Hangen bij Hans

Met een klein schaartje knipte hij mijn snor bij. Daarna volgde hij met z’n wijsvinger de contouren van mijn kin en schudde met zijn hoofd. “Wat?” riep ik en deinsde quasi geschrokken terug. “Doodzonde,” zei Hans en schudde weer met zijn hoofd. “Doodzonde!”

Hans had me net gekapt en getrimd. Ik was klaar voor mijn huwelijk. Eerst had hij Hitty’s haar gedaan en daarna dat van mij. Hans was onze kapper. Hij was toen ongeveer 35 jaar. Als hij nog leeft zal hij nu zo’n 68 jaar oud zijn. Op zijn wc hingen foto’s van z’n veroveringen. Zijn smaak kennende moesten het allemaal erg mooie kerels zijn geweest die met hem het bed hadden gedeeld. We zullen het nooit weten, want Hans had alleen foto’s van hun geslachtsdelen opgehangen. Het hele spectrum hing daar te hangen. Niet één stond. Dat zou smakeloos zijn geweest. Nee, ze hingen daar broederlijk naast elkaar. Links en rechts naast de pot hingen de grote en kleine jongeheren aan de muur. Stel je eens voor wat een commotie het zou hebben gegeven wanneer ik onze wc-ruimte zou hebben volgehangen met de door mij veroverde vagina’s. Denk je dat een bezoekster dan vol trots zou zeggen: “Hé, ik hang op je wc! Wat leuk!” Ik denk van niet. Maar de jongeheren aan de muur bij Hans werden door iedereen beschouwd als exotische kunst.

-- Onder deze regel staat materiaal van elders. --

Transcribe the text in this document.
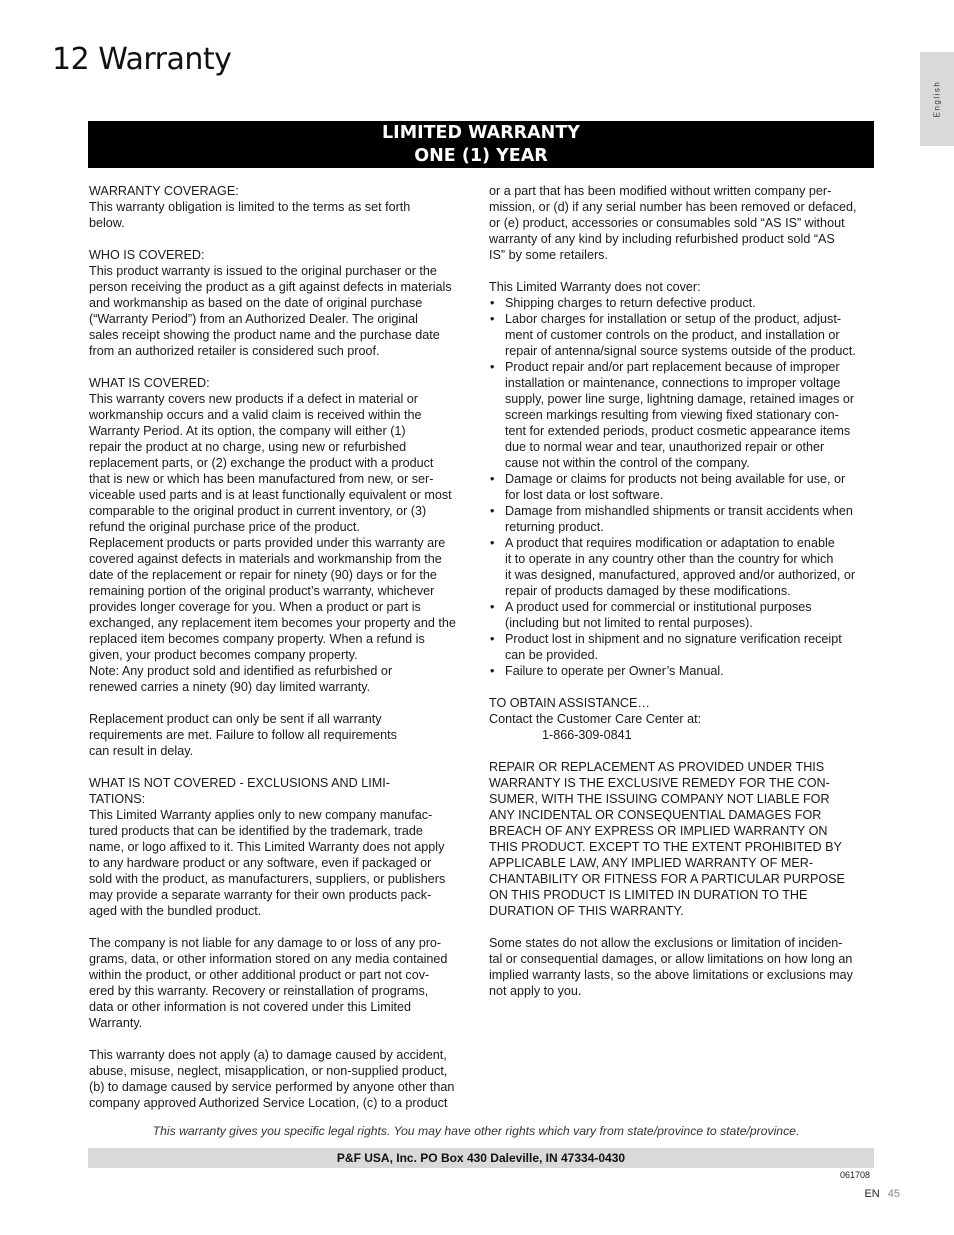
12 Warranty
English
LIMITED WARRANTY
ONE (1) YEAR

WARRANTY COVERAGE:

This warranty obligation is limited to the terms as set forth

below.

WHO IS COVERED:

This product warranty is issued to the original purchaser or the

person receiving the product as a gift against defects in materials

and workmanship as based on the date of original purchase

(“Warranty Period”) from an Authorized Dealer. The original

sales receipt showing the product name and the purchase date

from an authorized retailer is considered such proof.

WHAT IS COVERED:

This warranty covers new products if a defect in material or

workmanship occurs and a valid claim is received within the

Warranty Period. At its option, the company will either (1)

repair the product at no charge, using new or refurbished

replacement parts, or (2) exchange the product with a product

that is new or which has been manufactured from new, or ser-

viceable used parts and is at least functionally equivalent or most

comparable to the original product in current inventory, or (3)

refund the original purchase price of the product.

Replacement products or parts provided under this warranty are

covered against defects in materials and workmanship from the

date of the replacement or repair for ninety (90) days or for the

remaining portion of the original product’s warranty, whichever

provides longer coverage for you. When a product or part is

exchanged, any replacement item becomes your property and the

replaced item becomes company property. When a refund is

given, your product becomes company property.

Note: Any product sold and identified as refurbished or

renewed carries a ninety (90) day limited warranty.

Replacement product can only be sent if all warranty

requirements are met. Failure to follow all requirements

can result in delay.

WHAT IS NOT COVERED - EXCLUSIONS AND LIMI-

TATIONS:

This Limited Warranty applies only to new company manufac-

tured products that can be identified by the trademark, trade

name, or logo affixed to it. This Limited Warranty does not apply

to any hardware product or any software, even if packaged or

sold with the product, as manufacturers, suppliers, or publishers

may provide a separate warranty for their own products pack-

aged with the bundled product.

The company is not liable for any damage to or loss of any pro-

grams, data, or other information stored on any media contained

within the product, or other additional product or part not cov-

ered by this warranty. Recovery or reinstallation of programs,

data or other information is not covered under this Limited

Warranty.

This warranty does not apply (a) to damage caused by accident,

abuse, misuse, neglect, misapplication, or non-supplied product,

(b) to damage caused by service performed by anyone other than

company approved Authorized Service Location, (c) to a product

or a part that has been modified without written company per-

mission, or (d) if any serial number has been removed or defaced,

or (e) product, accessories or consumables sold “AS IS” without

warranty of any kind by including refurbished product sold “AS

IS” by some retailers.

This Limited Warranty does not cover:

• Shipping charges to return defective product.
• Labor charges for installation or setup of the product, adjust-
ment of customer controls on the product, and installation or
repair of antenna/signal source systems outside of the product.
• Product repair and/or part replacement because of improper
installation or maintenance, connections to improper voltage
supply, power line surge, lightning damage, retained images or
screen markings resulting from viewing fixed stationary con-
tent for extended periods, product cosmetic appearance items
due to normal wear and tear, unauthorized repair or other
cause not within the control of the company.
• Damage or claims for products not being available for use, or
for lost data or lost software.
• Damage from mishandled shipments or transit accidents when
returning product.
• A product that requires modification or adaptation to enable
it to operate in any country other than the country for which
it was designed, manufactured, approved and/or authorized, or
repair of products damaged by these modifications.
• A product used for commercial or institutional purposes
(including but not limited to rental purposes).
• Product lost in shipment and no signature verification receipt
can be provided.
• Failure to operate per Owner’s Manual.

TO OBTAIN ASSISTANCE…

Contact the Customer Care Center at:

1-866-309-0841

REPAIR OR REPLACEMENT AS PROVIDED UNDER THIS

WARRANTY IS THE EXCLUSIVE REMEDY FOR THE CON-

SUMER, WITH THE ISSUING COMPANY NOT LIABLE FOR

ANY INCIDENTAL OR CONSEQUENTIAL DAMAGES FOR

BREACH OF ANY EXPRESS OR IMPLIED WARRANTY ON

THIS PRODUCT. EXCEPT TO THE EXTENT PROHIBITED BY

APPLICABLE LAW, ANY IMPLIED WARRANTY OF MER-

CHANTABILITY OR FITNESS FOR A PARTICULAR PURPOSE

ON THIS PRODUCT IS LIMITED IN DURATION TO THE

DURATION OF THIS WARRANTY.

Some states do not allow the exclusions or limitation of inciden-

tal or consequential damages, or allow limitations on how long an

implied warranty lasts, so the above limitations or exclusions may

not apply to you.

This warranty gives you specific legal rights. You may have other rights which vary from state/province to state/province.
P&F USA, Inc. PO Box 430 Daleville, IN 47334-0430
061708
EN 45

“Doodzonde,” zei Hans. “Doodzonde dat jij gaat trouwen.” Hij had al jarenlang opmerkingen over mijn uiterlijk gemaakt en ik moet zeggen dat het wel mijn ego streelde. En iedere keer wanneer hij zulke opmerkingen plaatste eindigde hij met: “…alleen jammer dat je hetero bent. Is er zelfs niet een klein kansje dat…?”

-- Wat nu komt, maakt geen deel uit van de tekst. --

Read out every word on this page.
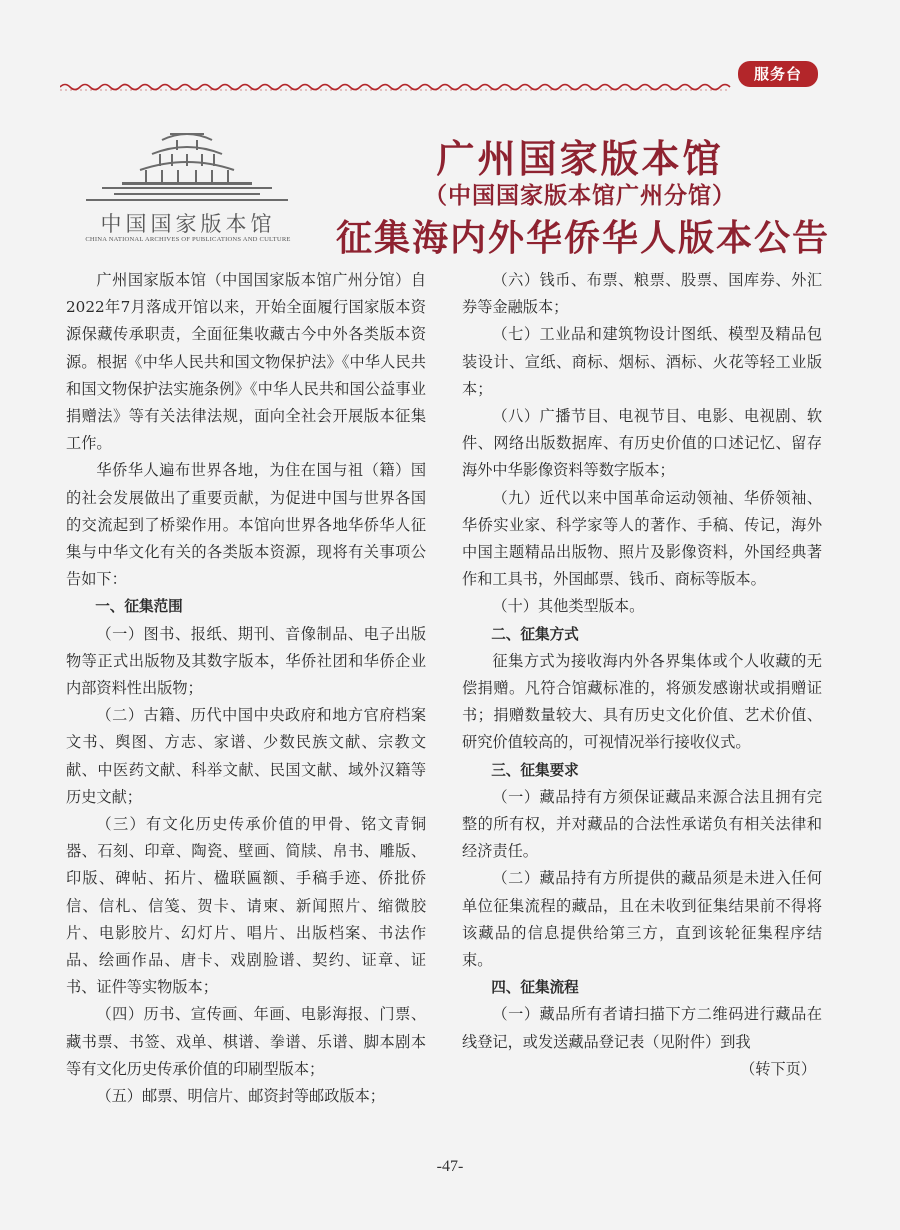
服务台
中国国家版本馆
CHINA NATIONAL ARCHIVES OF PUBLICATIONS AND CULTURE
广州国家版本馆
（中国国家版本馆广州分馆）
征集海内外华侨华人版本公告

广州国家版本馆（中国国家版本馆广州分馆）自2022年7月落成开馆以来，开始全面履行国家版本资源保藏传承职责，全面征集收藏古今中外各类版本资源。根据《中华人民共和国文物保护法》《中华人民共和国文物保护法实施条例》《中华人民共和国公益事业捐赠法》等有关法律法规，面向全社会开展版本征集工作。

华侨华人遍布世界各地，为住在国与祖（籍）国的社会发展做出了重要贡献，为促进中国与世界各国的交流起到了桥梁作用。本馆向世界各地华侨华人征集与中华文化有关的各类版本资源，现将有关事项公告如下：

一、征集范围

（一）图书、报纸、期刊、音像制品、电子出版物等正式出版物及其数字版本，华侨社团和华侨企业内部资料性出版物；

（二）古籍、历代中国中央政府和地方官府档案文书、舆图、方志、家谱、少数民族文献、宗教文献、中医药文献、科举文献、民国文献、域外汉籍等历史文献；

（三）有文化历史传承价值的甲骨、铭文青铜器、石刻、印章、陶瓷、壁画、简牍、帛书、雕版、印版、碑帖、拓片、楹联匾额、手稿手迹、侨批侨信、信札、信笺、贺卡、请柬、新闻照片、缩微胶片、电影胶片、幻灯片、唱片、出版档案、书法作品、绘画作品、唐卡、戏剧脸谱、契约、证章、证书、证件等实物版本；

（四）历书、宣传画、年画、电影海报、门票、藏书票、书签、戏单、棋谱、拳谱、乐谱、脚本剧本等有文化历史传承价值的印刷型版本；

（五）邮票、明信片、邮资封等邮政版本；

（六）钱币、布票、粮票、股票、国库券、外汇券等金融版本；

（七）工业品和建筑物设计图纸、模型及精品包装设计、宣纸、商标、烟标、酒标、火花等轻工业版本；

（八）广播节目、电视节目、电影、电视剧、软件、网络出版数据库、有历史价值的口述记忆、留存海外中华影像资料等数字版本；

（九）近代以来中国革命运动领袖、华侨领袖、华侨实业家、科学家等人的著作、手稿、传记，海外中国主题精品出版物、照片及影像资料，外国经典著作和工具书，外国邮票、钱币、商标等版本。

（十）其他类型版本。

二、征集方式

征集方式为接收海内外各界集体或个人收藏的无偿捐赠。凡符合馆藏标准的，将颁发感谢状或捐赠证书；捐赠数量较大、具有历史文化价值、艺术价值、研究价值较高的，可视情况举行接收仪式。

三、征集要求

（一）藏品持有方须保证藏品来源合法且拥有完整的所有权，并对藏品的合法性承诺负有相关法律和经济责任。

（二）藏品持有方所提供的藏品须是未进入任何单位征集流程的藏品，且在未收到征集结果前不得将该藏品的信息提供给第三方，直到该轮征集程序结束。

四、征集流程

（一）藏品所有者请扫描下方二维码进行藏品在线登记，或发送藏品登记表（见附件）到我

（转下页）

-47-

Naarmate we ouder werden ging Hans ook meer klagen. Hij was bang om een oude nicht te worden en bang dat hij nooit de ware zou vinden. “Dan moet je ophouden met het oppikken van die jongetjes, Hans,” zeiden we dan tegen hem. Hans had er namelijk een gewoonte van gemaakt om achter het Centraal Station schandknapen op te pikken. Alleen maar voor één nacht, want hij vertrouwde ze niet. Terecht. Veel van z’n vrienden en vriendinnen waarschuwden hem hiervoor. Hans was echter nog niet toe aan een vaste relatie, maar realiseerde zich ook dat de spoeling dun werd. Het was op het hoogtepunt van de Aids-uitbraak en veel van zijn vrienden waren al dood of waren stervende aan, aan Aids gerelateerde ziekten. Ondanks de gevaren bleef Hans schandknapen oppikken en groeide het aantal foto’s in zijn wc.

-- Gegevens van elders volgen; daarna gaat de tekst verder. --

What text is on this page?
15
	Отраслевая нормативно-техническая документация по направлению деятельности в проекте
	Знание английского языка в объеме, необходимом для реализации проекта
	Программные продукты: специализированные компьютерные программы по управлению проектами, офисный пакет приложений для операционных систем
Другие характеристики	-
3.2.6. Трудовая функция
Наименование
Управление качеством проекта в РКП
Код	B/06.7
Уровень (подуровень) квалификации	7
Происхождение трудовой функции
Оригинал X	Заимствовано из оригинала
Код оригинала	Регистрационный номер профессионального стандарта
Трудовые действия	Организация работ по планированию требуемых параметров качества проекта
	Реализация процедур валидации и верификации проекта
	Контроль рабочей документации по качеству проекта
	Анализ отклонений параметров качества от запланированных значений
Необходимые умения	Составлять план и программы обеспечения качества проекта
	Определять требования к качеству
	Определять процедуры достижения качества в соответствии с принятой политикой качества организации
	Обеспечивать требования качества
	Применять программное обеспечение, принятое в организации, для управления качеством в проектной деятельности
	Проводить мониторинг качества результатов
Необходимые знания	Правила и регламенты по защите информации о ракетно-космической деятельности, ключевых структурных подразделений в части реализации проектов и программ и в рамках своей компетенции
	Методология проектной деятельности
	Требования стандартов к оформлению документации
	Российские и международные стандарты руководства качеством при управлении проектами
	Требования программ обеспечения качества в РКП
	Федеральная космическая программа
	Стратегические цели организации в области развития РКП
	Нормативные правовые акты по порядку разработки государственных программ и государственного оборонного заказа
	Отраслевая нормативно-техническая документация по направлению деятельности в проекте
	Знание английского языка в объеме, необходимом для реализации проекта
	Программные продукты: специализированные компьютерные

Hans wist dat er zelfs niet een klein kansje bestond, maar hij bleef z’n complimenten aan me uitdelen. Ik weet niet hoe het nu met Hans gaat. Ik weet ook niet of hij nog leeft. Ieder mens kent in zijn leven van die fases en Hans maakte deel uit van zo’n fase. Op een gegeven moment verplaatste ons leven zich van nachtelijk Amsterdam naar het veilige Weesp. Meer dan vijftig procent van het wereldje rond Hans verdiende namelijk geld met het handelen in drugs en ook in die wereld vielen in die tijd veel mensen weg. Door een overdosis (zoals een kroegbaas die meer zuipt dan zijn klanten) of door een lading kogels uit een mitrailleur, zoals ‘grote Ferry’ was overkomen. Het werd dus tijd om te verkassen.

“Te laat Hans,” antwoordde ik hem plagerig. “Je hebt je kansen gehad en niet gegrepen.” Hij pakte z’n schaar als een mes vast en zei: “Dan zal ik je moeten vermoorden, want niemand anders krijgt jou.” Hij draaide tegelijk z’n hoofd om naar Hitty en zei: “Ook jij niet, bitch.” Ik keek hem met samengeknepen ogen aan en zei: “Je zou het doen hè.” Hij lachte en riep: “Ja… en dan kom je toch nog bij mij op de plee te hangen!”